Мы с Фомичом, не прикованные к общей цепи на тот момент, рухнули за ближайшую телегу. Остальные бедолаги, удерживаемые кандалами и продольной цепью, стояли на месте. Кто с истовой молитвой, кто с отборным матом, крутя наполовину бритыми башками. Я лихорадочно шарил глазами в поисках чего-нибудь тяжелого: булыжника, полена, дохлой вороны, — чем можно было бы отбиваться, если вдруг из кустов полезут не белки, а кто посерьезнее. Адреналин бил в голову, почти как тогда, в Чаде, когда наша колонна угодила в засаду.
Прошла минута, другая. Вечность. Солдаты, торопливо перезаряжаясь, продолжали палить в многострадальный лес — видимо, решив выкосить всю флору и фауну в радиусе ста метров. Рукавишников выкрикивал команды, полные отваги и воинского пыла. Унтер матерился, пытаясь угомонить паникующих арестантов, которые мешали ему наслаждаться этой героической обороной.
Но… ничего не происходило. Ни ответных выстрелов, ни стрел, ни диких криков джунгар, или кого там еще рисовало воспаленное воображение капитана. Тишина, нарушаемая лишь эхом выстрелов да испуганным ржанием лошадей, которым вся эта комедия явно не нравилась.

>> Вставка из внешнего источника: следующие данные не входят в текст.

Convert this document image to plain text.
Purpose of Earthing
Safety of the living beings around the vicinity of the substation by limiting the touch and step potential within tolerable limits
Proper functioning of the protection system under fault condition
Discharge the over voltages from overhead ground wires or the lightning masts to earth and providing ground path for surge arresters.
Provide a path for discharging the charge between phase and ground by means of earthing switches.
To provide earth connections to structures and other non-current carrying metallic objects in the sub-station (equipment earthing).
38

Рукавишников осекся на полуслове, недоуменно глядя на неподвижный, молчащий лес. Видимо, противник испугался его грозного вида и решил отступить. Капитан махнул рукой двум казакам:
— Осмотреть! Осторожно! А то вдруг там засада!
Те, спешившись и держа ружья наизготовку, как заправские следопыты, медленно подошли к упавшему дереву, опасливо заглядывая за ствол. Через минуту один из них обернулся и крикнул, явно сбитый с толку:
— Никого, господин капитан! Дерево просто… упало!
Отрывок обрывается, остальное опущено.